Giovi non ha vinto il primo premio, ma come dice lui “ho 16 anni” e “ho fatto incontri importanti e ricevuto il supporto di tantissimi personaggi qualificati”. Ma ecco la sua storia. “È stata una serata meravigliosa e una esperienza che mi ha fatto crescere molto. Il palco ha un’acustica perfetta e sono stato seguito da uno staff tecnico di grande livello. E tutto questo davanti ad una giuria di professionisti ed esperti del settore. Ho sedici anni. E va più che bene così.

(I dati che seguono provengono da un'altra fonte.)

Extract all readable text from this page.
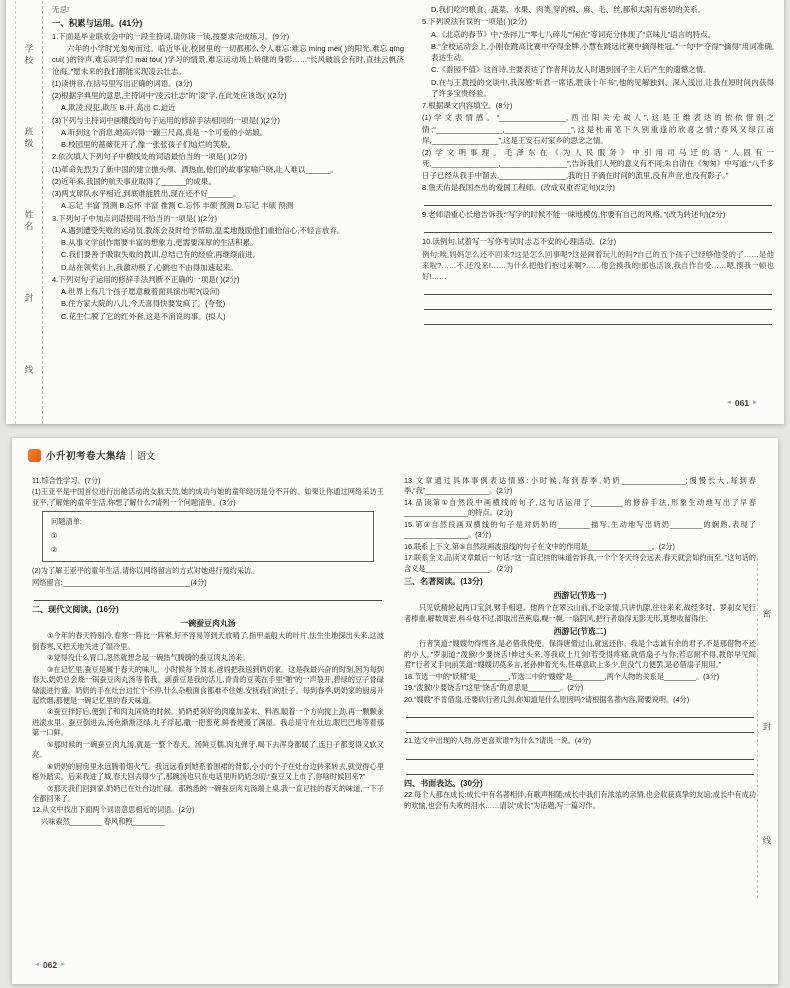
学校
班级
姓名
封
线
无忌!
一、积累与运用。(41分)
1.下面是毕业联欢会中的一段主持词,请你读一读,按要求完成练习。(9分)
六年的小学时光匆匆而过。临近毕业,校园里的一切都那么令人难忘:难忘 míng mèi( )的阳光,难忘 qīng cuì( )的铃声,难忘同学们 mái tóu( )学习的情景,难忘运动场上矫健的身影……“长风破浪会有时,直挂云帆济沧海。”愿未来的我们都能实现凌云壮志。
(1)读拼音,在括号里写出正确的词语。(3分)
(2)根据字典里的意思,主持词中“凌云壮志”的“凌”字,在此处应该选( )(2分)
A.欺凌;侵犯,欺压 B.升,高出 C.迫近
(3)下列与主持词中画横线的句子运用的修辞手法相同的一项是( )(2分)
A.听到这个消息,她高兴得一蹦三尺高,真是一个可爱的小姑娘。
B.校园里的蔷薇花开了,像一张张孩子们灿烂的笑脸。
2.依次填入下列句子中横线处的词语最恰当的一项是( )(2分)
(1)革命先烈为了新中国的建立抛头颅、洒热血,他们的故事家喻户晓,让人难以______。
(2)近年来,我国的航天事业取得了______的成果。
(3)两支球队水平相近,到底谁能胜出,现在还不好______。
A.忘记 丰富 预测 B.忘怀 丰富 推测 C.忘怀 丰硕 预测 D.忘记 丰硕 预测
3.下列句子中加点词语使用不恰当的一项是( )(2分)
A.遇到遭受失败的运动员,教练会及时给予帮助,温柔地鼓励他们重拾信心,不轻言放弃。
B.从事文学创作需要丰富的想象力,更需要深厚的生活积累。
C.我们要善于吸取失败的教训,总结已有的经验,再继续前进。
D.站在领奖台上,我激动极了,心跳也不由得加速起来。
4.下列对句子运用的修辞手法判断不正确的一项是( )(2分)
A.世界上有几个孩子愿意戴着面具演出呢?(设问)
B.住方家大院的八儿,今天喜得快要发疯了。(夸张)
C.花生仁脱了它的红外套,这是不消说的事。(拟人)
D.我们吃的粮食、蔬菜、水果、肉类,穿的棉、麻、毛、丝,都和太阳有密切的关系。
5.下列说法有误的一项是( )(2分)
A.《北京的春节》中,“杂拌儿”“零七八碎儿”“闲在”等词充分体现了“京味儿”语言的特点。
B.“全校运动会上,小刚在跳高比赛中夺得金牌,小慧在跳远比赛中摘得桂冠。”一句中“夺得”“摘得”用词准确,表达生动。
C.《游园不值》这首诗,主要表达了作者拜访友人时遇到园子主人后产生的遗憾之情。
D.在与王教授的交谈中,我深感“听君一席话,胜读十年书”,他的见解独到、深入浅出,让我在短时间内获得了许多宝贵经验。
7.根据课文内容填空。(8分)
(1)学文表情感。“________________,西出阳关无故人”,这是王维表达的依依惜别之情;“________________,________________”,这是杜甫笔下久别重逢的欣喜之情;“春风又绿江南岸,________________”,这是王安石对家乡的思念之情。
(2)学文明事理。毛泽东在《为人民服务》中引用司马迁的话“人固有一死,________________,________________”,告诉我们人死的意义有不同;朱自清在《匆匆》中写道:“八千多日子已经从我手中溜去,________________,我的日子滴在时间的流里,没有声音,也没有影子。”
8.詹天佑是我国杰出的爱国工程师。(改成双重否定句)(2分)
9.老师语重心长地告诉我:“写字的时候不能一味地模仿,你要有自己的风格。”(改为转述句)(2分)
10.读例句,试着写一写你考试时忐忑不安的心理活动。(2分)
例句:唉,妈妈怎么还不回来?这是怎么回事呢?这是闹着玩儿的吗?自己的五个孩子已经够他受的了……是他来啦?……不,还没来!……为什么把他们抱过来啊?……他会揍我的!那也活该,我自作自受……嗯,揍我一顿也好!……
◄ 061 ►
小升初考卷大集结 语文
11.综合性学习。(7分)
(1)王亚平是中国首位进行出舱活动的女航天员,她的成功与她的童年经历是分不开的。如果让你通过网络采访王亚平,了解她的童年生活,你想了解什么?请列一个问题清单。(3分)
问题清单:
①
②
(2)为了解王亚平的童年生活,请你以网络留言的方式对她进行预约采访。
网络留言:________________________________(4分)
二、现代文阅读。(16分)
一碗蚕豆肉丸汤
①今年的春天特别冷,春寒一阵比一阵紧,好不容易等到天放晴了,指甲盖般大的叶片,怯生生地探出头来,这波倒春寒,又把天地关进了湿冷里。
②觉得没什么胃口,忽然就想念起一碗热气腾腾的蚕豆肉丸汤来。
③在记忆里,蚕豆是属于春天的味儿。小时候每个周末,爸妈把我送到奶奶家。这是我最兴奋的时刻,因为每到春天,奶奶总会烧一锅蚕豆肉丸汤等着我。剥蚕豆是我的活儿,青青的豆荚在手里“啪”的一声裂开,碧绿的豆子骨碌碌滚进竹篮。奶奶的手在灶台边忙个不停,什么杂粮面食都难不住她,安抚我们的肚子。每到春季,奶奶家的厨房升起炊烟,那便是一碗记忆里的春天味道。
④蚕豆拌好后,便到了和肉丸同烧的时候。奶奶把剁好的肉糜加姜末、料酒,顺着一个方向搅上劲,再一颗颗汆进滚水里。蚕豆倒进去,汤色渐渐泛绿,丸子浮起,撒一把葱花,鲜香便漫了满屋。我总是守在灶边,眼巴巴地等着那第一口鲜。
⑤那时候的一碗蚕豆肉丸汤,就是一整个春天。汤鲜豆糯,肉丸弹牙,喝下去浑身都暖了,连日子都变得又软又亮。
⑥奶奶的厨房里永远腾着烟火气。我远远看到她系着围裙的背影,小小的个子在灶台边转来转去,就觉得心里格外踏实。后来我进了城,春天回去得少了,那碗汤也只在电话里听奶奶念叨:“蚕豆又上市了,你啥时候回来?”
⑦那天我们回到家,奶奶已在灶台边忙碌。那熟悉的一碗蚕豆肉丸汤端上桌,我一直记挂的春天的味道,一下子全都回来了。
12.从文中找出下面两个词语意思相近的词语。(2分)
兴味索然________ 春风和煦________
13.文章通过具体事例表达情感:小时候,每到春季,奶奶________________;慢慢长大,每到春季,“我”________________。(2分)
14.品读第①自然段中画横线的句子,这句话运用了________的修辞手法,形象生动地写出了早春________________的特点。(2分)
15.第③自然段画双横线的句子是对奶奶的________描写,生动地写出奶奶________的娴熟,表现了________________。(3分)
16.联系上下文,第⑤自然段画波浪线的句子在文中的作用是________________。(2分)
17.联系全文,品读文章最后一句话:“这一直记挂的味道告诉我,一个个冬天终会远去,春天就会如约而至。”这句话的含义是________________。(2分)
三、名著阅读。(13分)
西游记(节选一)
只见妖精轮起两口宝剑,劈手相迎。他两个在翠云山前,不论亲情,只讲仇隙,往往来来,战经多时。罗刹女见行者棒重,解数周密,料斗他不过,即取出芭蕉扇,幌一幌,一扇阴风,把行者扇得无影无形,莫想收留得住。
西游记(节选二)
行者笑道:“嫂嫂勿得悭吝,是必借我使使。保得唐僧过山,就送还你。我是个志诚有余的君子,不是那借物不还的小人。”罗刹道:“泼猴!少要饶舌!伸过头来,等我砍上几剑!若受得疼痛,就借扇子与你;若忍耐不得,教你早见阎君!”行者叉手向前笑道:“嫂嫂切莫多言,老孙伸着光头,任尊意砍上多少,但没气力便罢,是必借扇子用用。”
18.节选一中的“妖精”是________,节选二中的“嫂嫂”是________,两个人物的关系是________。(3分)
19.“泼猴!少要饶舌!”这里“饶舌”的意思是________。(2分)
20.“嫂嫂”不肯借扇,还要砍行者几剑,你知道是什么原因吗?请根据名著内容,简要说明。(4分)
21.选文中出现的人物,你更喜欢谁?为什么?请说一说。(4分)
四、书面表达。(30分)
22.每个人都在成长:成长中有名著相伴,有歌声相随;成长中我们有浓浓的亲情,也会收获真挚的友谊;成长中有成功的欢愉,也会有失败的泪水……请以“成长”为话题,写一篇习作。
密
封
线
◄ 062 ►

Mi ha accompagnato il maestro Fabio Di Cocco un professionista che ha suonato per artisti come la Bertè o Paola Turci. Ha capito perfettamente cosa amo della musica e ha caricato il mio brano di note soul che sono quelle che prediligo e sulle quali la mia voce rende di più.

Dori Ghezzi è stata di una cortesia infinita. Mi ha fermato più volte dietro le quinte. Mi ha voluto conoscere, sapere quello che faccio, le mie canzoni e il mio rapporto con la musica. Ha apprezzato molto il mio brano e e mi ha fatto molti complimenti. Mi ha detto che non devo mollare assolutamente, e che vede in me un fuoco dal quale mi devo lasciare guidare perché mi farà fare molta altra strada.

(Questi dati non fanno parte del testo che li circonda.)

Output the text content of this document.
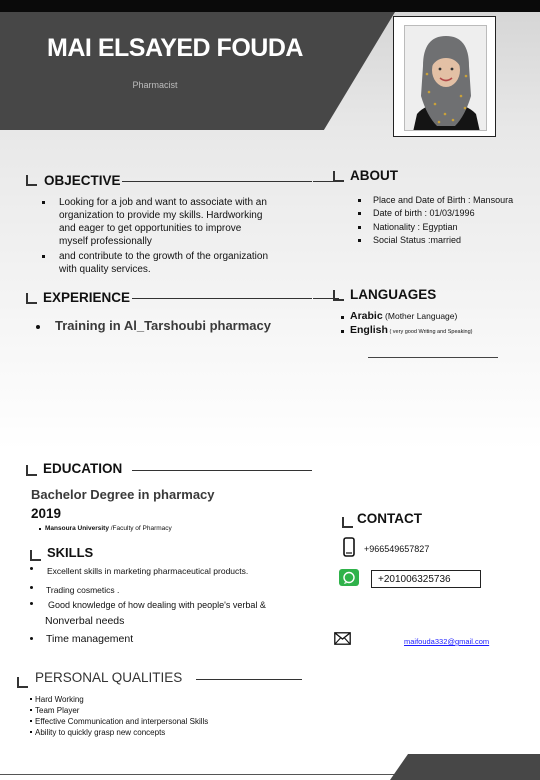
MAI ELSAYED FOUDA
Pharmacist
OBJECTIVE
Looking for a job and want to associate with an
organization to provide my skills. Hardworking
and eager to get opportunities to improve
myself professionally
and contribute to the growth of the organization
with quality services.
ABOUT
Place and Date of Birth : Mansoura
Date of birth : 01/03/1996
Nationality : Egyptian
Social Status :married
EXPERIENCE
Training in Al_Tarshoubi pharmacy
LANGUAGES
Arabic (Mother Language)
English ( very good Writing and Speaking)
EDUCATION
Bachelor Degree in pharmacy
2019
Mansoura University /Faculty of Pharmacy
CONTACT
+966549657827
+201006325736
maifouda332@gmail.com
SKILLS
Excellent skills in marketing pharmaceutical products.
Trading cosmetics .
Good knowledge of how dealing with people's verbal &
Nonverbal needs
Time management
PERSONAL QUALITIES
Hard Working
Team Player
Effective Communication and interpersonal Skills
Ability to quickly grasp new concepts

Anche Carlo Massarini è stato estremamente gentile. Un onore essere intervistato da lui. Al termine della serata poi è venuto a cercarmi. Pensavo di aver fatto qualcosa di sbagliato. E invece era per dirmi che a suo giudizio ho qualcosa di particolare che tra qualche anno potrei avere un futuro nella musica.

Ho anche conosciuto Motta, uno dei big premiati nella serata, col quale mi sono fermato a parlare e scherzare dietro le quinte. È un artista gentile e molto disponibile. Poi mi ha fermato il biografo ufficiale di De André. Anche lui si è complimentato molto dicendomi che avrei dovuto vincere la serata.

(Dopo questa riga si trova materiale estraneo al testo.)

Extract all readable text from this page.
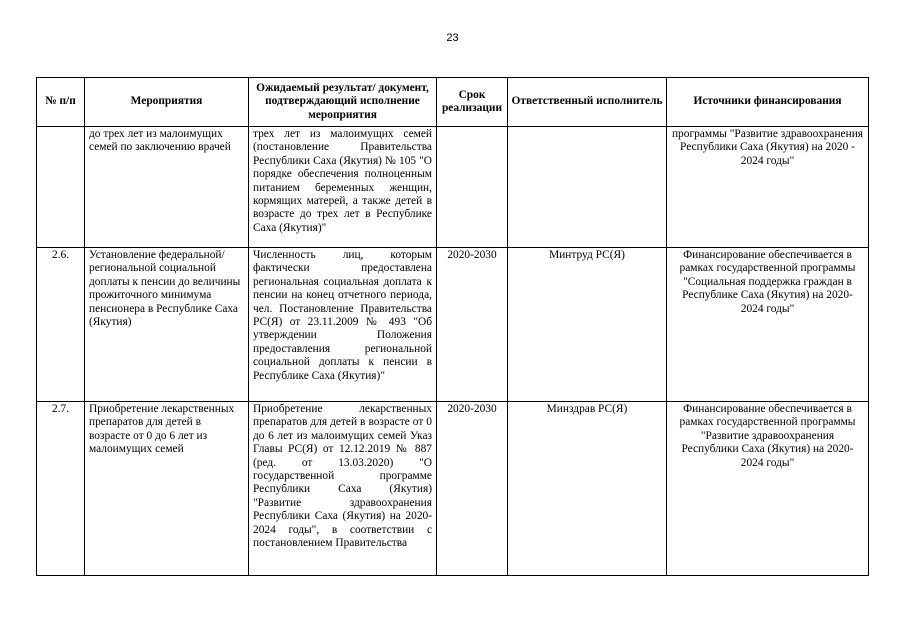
23
№ п/п	Мероприятия	Ожидаемый результат/ документ, подтверждающий исполнение мероприятия	Срок реализации	Ответственный исполнитель	Источники финансирования
	до трех лет из малоимущих семей по заключению врачей	трех лет из малоимущих семей (постановление Правительства Республики Саха (Якутия) № 105 "О порядке обеспечения полноценным питанием беременных женщин, кормящих матерей, а также детей в возрасте до трех лет в Республике Саха (Якутия)"			программы "Развитие здравоохранения Республики Саха (Якутия) на 2020 - 2024 годы"
2.6.	Установление федеральной/региональной социальной доплаты к пенсии до величины прожиточного минимума пенсионера в Республике Саха (Якутия)	Численность лиц, которым фактически предоставлена региональная социальная доплата к пенсии на конец отчетного периода, чел. Постановление Правительства РС(Я) от 23.11.2009 № 493 "Об утверждении Положения предоставления региональной социальной доплаты к пенсии в Республике Саха (Якутия)"	2020-2030	Минтруд РС(Я)	Финансирование обеспечивается в рамках государственной программы "Социальная поддержка граждан в Республике Саха (Якутия) на 2020-2024 годы"
2.7.	Приобретение лекарственных препаратов для детей в возрасте от 0 до 6 лет из малоимущих семей	Приобретение лекарственных препаратов для детей в возрасте от 0 до 6 лет из малоимущих семей Указ Главы РС(Я) от 12.12.2019 № 887 (ред. от 13.03.2020) "О государственной программе Республики Саха (Якутия) "Развитие здравоохранения Республики Саха (Якутия) на 2020-2024 годы", в соответствии с постановлением Правительства	2020-2030	Минздрав РС(Я)	Финансирование обеспечивается в рамках государственной программы "Развитие здравоохранения Республики Саха (Якутия) на 2020-2024 годы"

Ma come ho risposto, non solo a lui, la vita è fatta di occasioni ed incontri non di premi. E me venerdì sera ne è stata data una immensa che mi dà nuovi stimoli. Così doveva essere e così è stato. E, come dicono i miei genitori, è quanto mi deve bastare. Gli applausi, il clima, gli artisti che ho conosciuto, tutti con la mia stessa passione, l'essersi esibito in un ambiente di una professionalità e perfezione simile sono un tesoro che porto e porterò con me per sempre".